Как же неистово я буду любить тебя, наш дом. Мы умели ждать, сумеем быть счастливы, независимо от неизбежных накладок и условностей, быта, будней, дел и обстановке в стране. Мне, пожалуй, первые дни, будет казаться странным, что люди беспечны, одеты ярко и не экономят электричество по ночам. Я одичал, поэтому не сразу к Вам, как горит в душе, да и почту у мамули надо забрать, алименты отдать. Элементарно – смыть порох и плацкартных  подушек перья стряхнуть.

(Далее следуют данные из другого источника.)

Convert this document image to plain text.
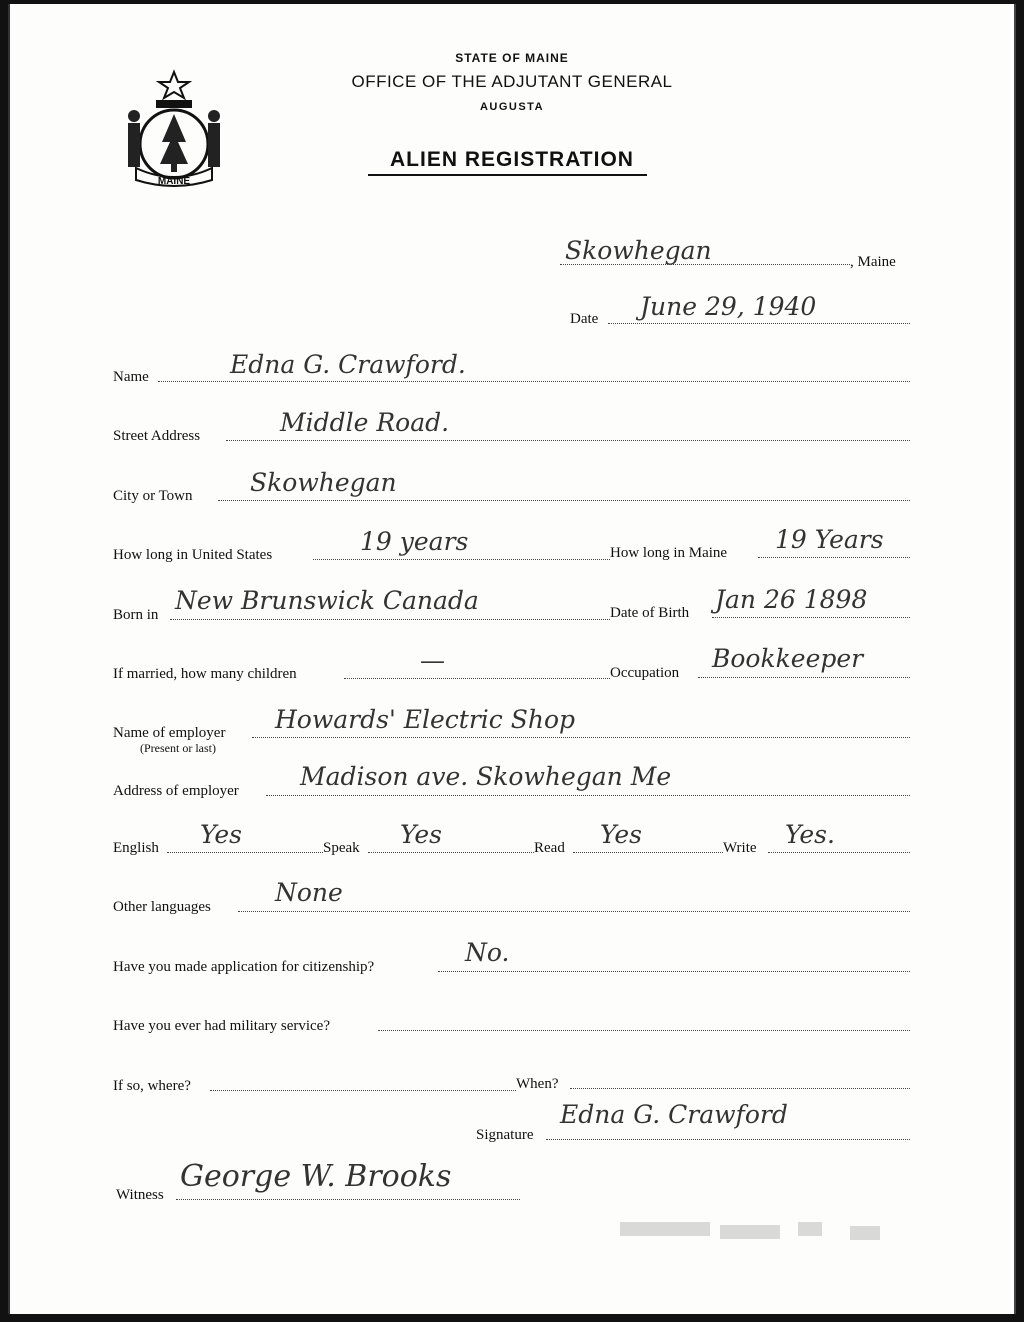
MAINE

STATE OF MAINE

OFFICE OF THE ADJUTANT GENERAL

AUGUSTA

ALIEN REGISTRATION

Skowhegan	, Maine
Date June 29, 1940
Name	Edna G. Crawford.
Street Address	Middle Road.
City or Town Skowhegan
How long in United States	19 years	How long in Maine 19 Years
Born in New Brunswick Canada	Date of Birth Jan 26 1898
If married, how many children	—	Occupation Bookkeeper
Name of employer
(Present or last)
Howards' Electric Shop
Address of employer Madison ave. Skowhegan Me
English Yes	Speak Yes	Read Yes	Write Yes.
Other languages	None
Have you made application for citizenship?	No.
Have you ever had military service?
If so, where?	When?
Signature
Edna G. Crawford
Witness
George W. Brooks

     Не переживайте, если я Вас застану сонную и непричесанную, Вы любая – всегда для меня внезапность, волнение. Когда мы вместе – мы веселы, здоровы, беспечны,  невыносимо счастливы! Не забывайте, Мадам, что перед и после моих платонических строчек – отнюдь не невинные мысли о Вас. Не спрашиваю разрешения (наглость и дерзость), верю в свою звезду, гениальность неподалеку, а по сему – учтите: совершенно сказочный людоед разгонит всех поклонников, кои вздумают приблизиться к некоему бульвару в ожидании Вас…
     Ваши портреты! Я сяду напротив и буду поедать Вас глазами. Печальными, бесстыжими и верными. Мы не будем никуда спешить, будем спать до часу дня, вставать с постели в три – только для прогулки в театр или кино и безо всякой цели.

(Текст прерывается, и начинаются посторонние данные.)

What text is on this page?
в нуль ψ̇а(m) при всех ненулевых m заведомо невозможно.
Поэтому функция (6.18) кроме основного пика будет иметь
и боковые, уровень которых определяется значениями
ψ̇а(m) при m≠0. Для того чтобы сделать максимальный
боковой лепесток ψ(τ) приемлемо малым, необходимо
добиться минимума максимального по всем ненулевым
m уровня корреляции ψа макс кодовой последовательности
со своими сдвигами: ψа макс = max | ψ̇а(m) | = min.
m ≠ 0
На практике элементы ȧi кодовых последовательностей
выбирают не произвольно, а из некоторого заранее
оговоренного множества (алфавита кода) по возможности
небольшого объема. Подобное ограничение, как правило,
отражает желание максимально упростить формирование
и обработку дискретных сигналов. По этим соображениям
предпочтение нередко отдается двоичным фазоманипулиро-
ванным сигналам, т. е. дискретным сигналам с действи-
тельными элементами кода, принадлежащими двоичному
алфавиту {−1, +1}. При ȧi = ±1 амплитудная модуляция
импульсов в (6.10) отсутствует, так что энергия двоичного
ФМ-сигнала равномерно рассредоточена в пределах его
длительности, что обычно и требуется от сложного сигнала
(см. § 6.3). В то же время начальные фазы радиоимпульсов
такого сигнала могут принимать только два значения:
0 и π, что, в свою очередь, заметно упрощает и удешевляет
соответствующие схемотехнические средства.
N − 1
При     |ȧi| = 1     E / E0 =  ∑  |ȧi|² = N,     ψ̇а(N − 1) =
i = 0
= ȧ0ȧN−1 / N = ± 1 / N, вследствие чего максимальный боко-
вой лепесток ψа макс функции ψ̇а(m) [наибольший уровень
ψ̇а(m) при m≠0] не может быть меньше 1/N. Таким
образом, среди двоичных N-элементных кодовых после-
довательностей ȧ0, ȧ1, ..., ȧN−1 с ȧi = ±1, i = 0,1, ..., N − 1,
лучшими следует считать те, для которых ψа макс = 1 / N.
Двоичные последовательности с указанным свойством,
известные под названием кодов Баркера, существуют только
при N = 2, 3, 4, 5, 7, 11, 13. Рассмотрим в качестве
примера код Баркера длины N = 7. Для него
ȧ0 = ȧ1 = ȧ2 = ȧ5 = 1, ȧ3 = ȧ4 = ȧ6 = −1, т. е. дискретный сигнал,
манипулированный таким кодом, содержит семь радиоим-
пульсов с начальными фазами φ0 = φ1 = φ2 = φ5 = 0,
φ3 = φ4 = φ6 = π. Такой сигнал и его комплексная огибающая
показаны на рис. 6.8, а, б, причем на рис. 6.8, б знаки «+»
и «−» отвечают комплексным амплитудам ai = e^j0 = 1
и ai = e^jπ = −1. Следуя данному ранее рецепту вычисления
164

     Боже… как я устал без Вас.
Мы не муж и жена и никогда не позволим себе такой глупости. Мы идеальные – абсолютные любовники, хотя бы даже не прикоснулись друг к другу уже никогда. Останемся ими после той ночи. Никогда не угадаете, какой именно. Гений может быть рабом идеи и… женщины. Наш роман бесконечен и не надейтесь на последнюю страницу, на фантастическое исчезновение белых листов.
     Длинный коридор на Шпалерной (несколько тысяч верст) с черным кабинетом, с осколками темных стекол моих очков, саккомпанировавших: «Рadam! padam! padam, Мадам», - все это и другое – венец. Простите, Мадам, что венчались не в церкви. Любовники не идут под венец. Любовница преподносит любовнику венок «из лютиков и водяного кресса» - вернейшее средство от меланхолии.
     Мне странно самому, что столько лет нами владела игра слов: уединение в творческих кошмарах, бессонницы уходят.
     Господи!
Как хотел (хочу!) бы сейчас, после полуночи прокуренного тамбура, оказаться в Вашей комнате, даже более того – у Вашего окна. Это возможно. Припомните ту ночь – я был у Вас. У Ваших ног.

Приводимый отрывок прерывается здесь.